Peng Li and Shengjian Guo at Baidu X-Lab discovered a suspicious unsigned integer overflow which may lead to a huge amount of memory allocation in heap.
In get_dynamic_data of readelf.c of version 188.8.131.5290117
static bfd_vma *
get_dynamic_data (Filedata * filedata, bfd_size_type number, unsigned int ent_size)
if (ent_size * number > filedata->file_size)
error (_("Invalid number of dynamic entries: %s\n"),
bfd_vmatoa ("u", number));
e_data = (unsigned char *) cmalloc ((size_t) number, ent_size);
If you compile readelf with -fsanitize=unsigned-integer-overflow and run ./readelf -a input, it is reported that readelf.c:11251:16: runtime error: unsigned integer overflow: 8 * 5765762010251921410 cannot be represented in type 'unsigned long'. With regards to this input, the wrap around result of ent_size * number is still greater than file_size (2413), so the variable "number" that is 5765762010251921410 does not flow into cmalloc operation.

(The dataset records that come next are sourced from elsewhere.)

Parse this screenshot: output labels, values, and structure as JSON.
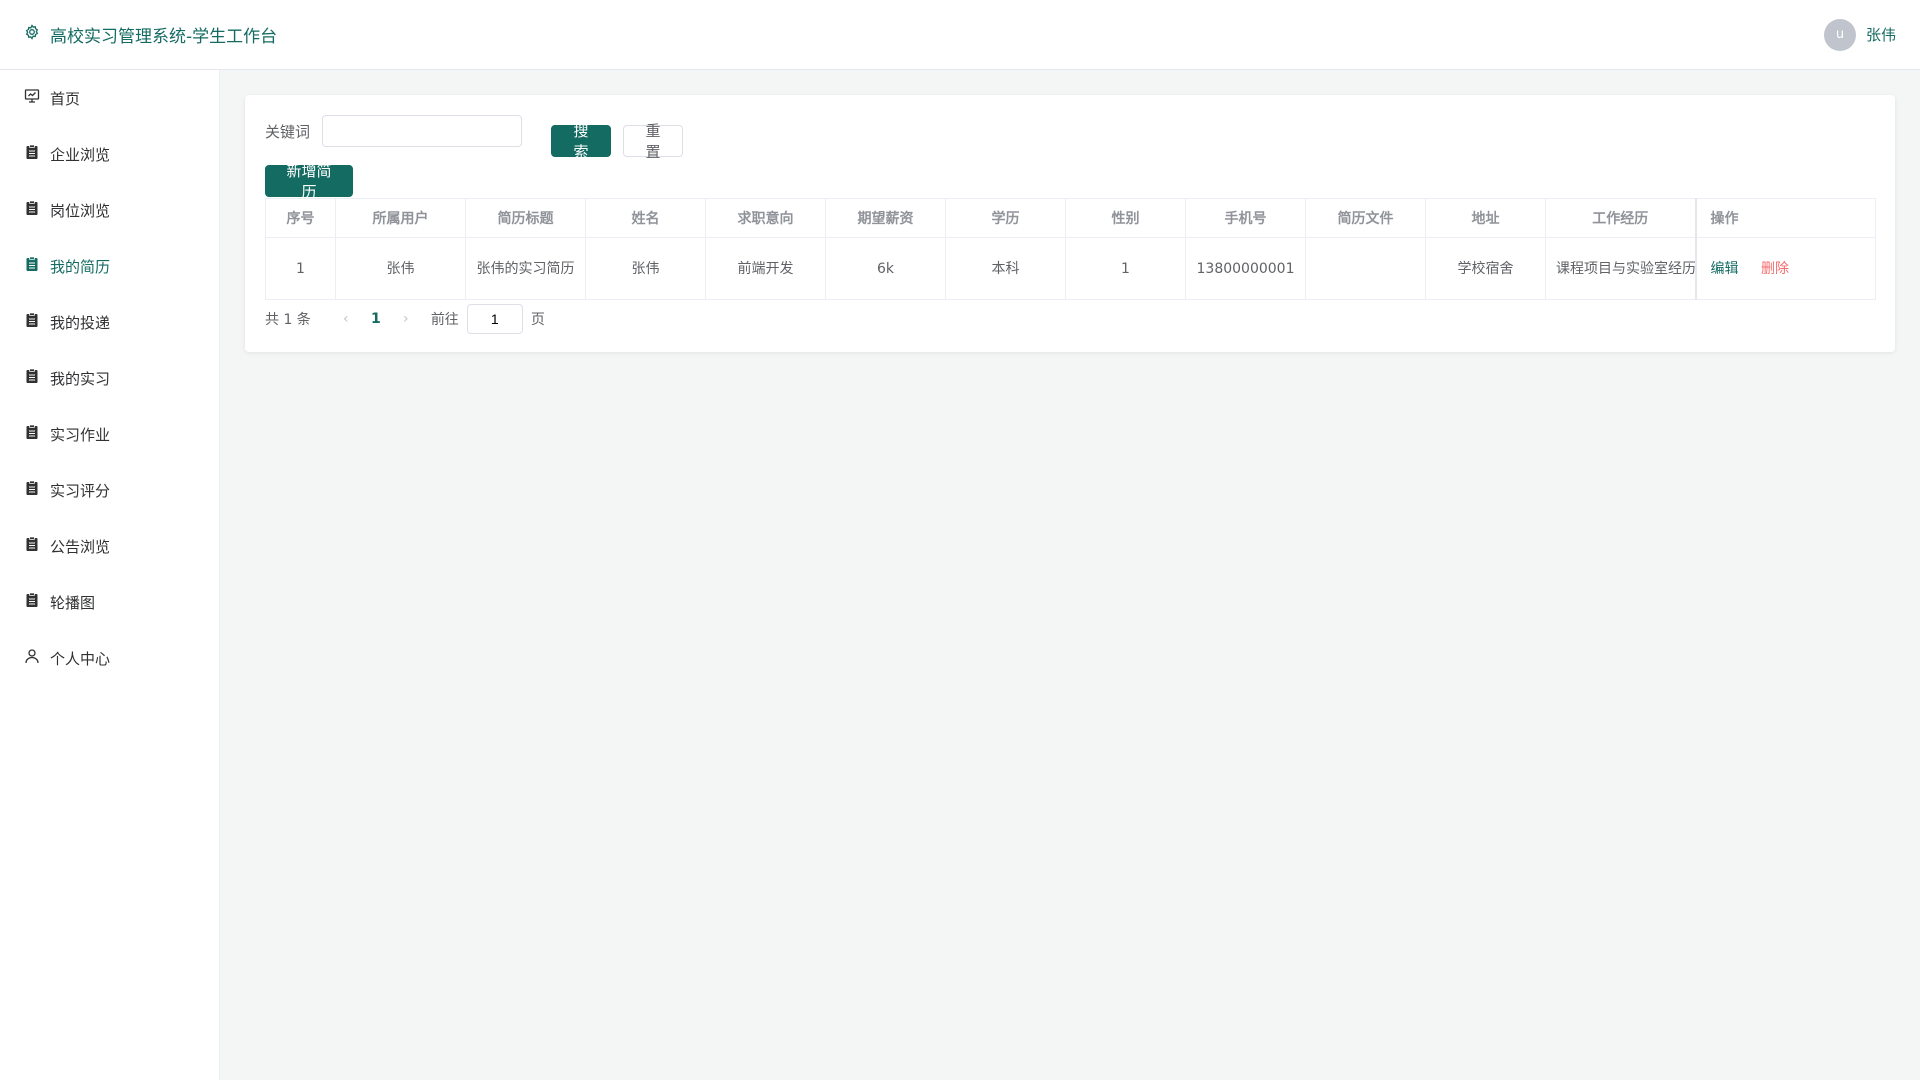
{
  "header": {
    "title": "高校实习管理系统-学生工作台",
    "avatar_letter": "u",
    "username": "张伟"
  },
  "sidebar": {
    "items": [
      {
        "label": "首页",
        "icon": "presentation-icon"
      },
      {
        "label": "企业浏览",
        "icon": "clipboard-icon"
      },
      {
        "label": "岗位浏览",
        "icon": "clipboard-icon"
      },
      {
        "label": "我的简历",
        "icon": "clipboard-icon",
        "active": true
      },
      {
        "label": "我的投递",
        "icon": "clipboard-icon"
      },
      {
        "label": "我的实习",
        "icon": "clipboard-icon"
      },
      {
        "label": "实习作业",
        "icon": "clipboard-icon"
      },
      {
        "label": "实习评分",
        "icon": "clipboard-icon"
      },
      {
        "label": "公告浏览",
        "icon": "clipboard-icon"
      },
      {
        "label": "轮播图",
        "icon": "clipboard-icon"
      },
      {
        "label": "个人中心",
        "icon": "user-icon"
      }
    ]
  },
  "search": {
    "label": "关键词",
    "value": "",
    "search_button": "搜索",
    "reset_button": "重置"
  },
  "actions": {
    "add_button": "新增简历"
  },
  "table": {
    "columns": [
      "序号",
      "所属用户",
      "简历标题",
      "姓名",
      "求职意向",
      "期望薪资",
      "学历",
      "性别",
      "手机号",
      "简历文件",
      "地址",
      "工作经历",
      "操作"
    ],
    "rows": [
      {
        "index": "1",
        "owner": "张伟",
        "title": "张伟的实习简历",
        "name": "张伟",
        "intention": "前端开发",
        "salary": "6k",
        "education": "本科",
        "gender": "1",
        "phone": "13800000001",
        "file": "",
        "address": "学校宿舍",
        "experience": "课程项目与实验室经历",
        "edit": "编辑",
        "delete": "删除"
      }
    ]
  },
  "pagination": {
    "total_text": "共 1 条",
    "current_page": "1",
    "goto_label": "前往",
    "goto_value": "1",
    "page_suffix": "页"
  },
  "colors": {
    "primary": "#146b62",
    "danger": "#f56c6c",
    "background": "#f4f5f5"
  }
}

However, let's think about the case where number is still a huge number and 8*huge_number is less than file_size, then consequently a huge amount of memory will be allocated in heap. One possible solution to resolve the multiplication overflow is to use division instead, for example, the conditional is changed to if (ent_size > filedata->file_size/number).
If you have any questions about this issue and input in the attachment, please let me know.
Not a bug. Any overflow here will be caught inside cmalloc.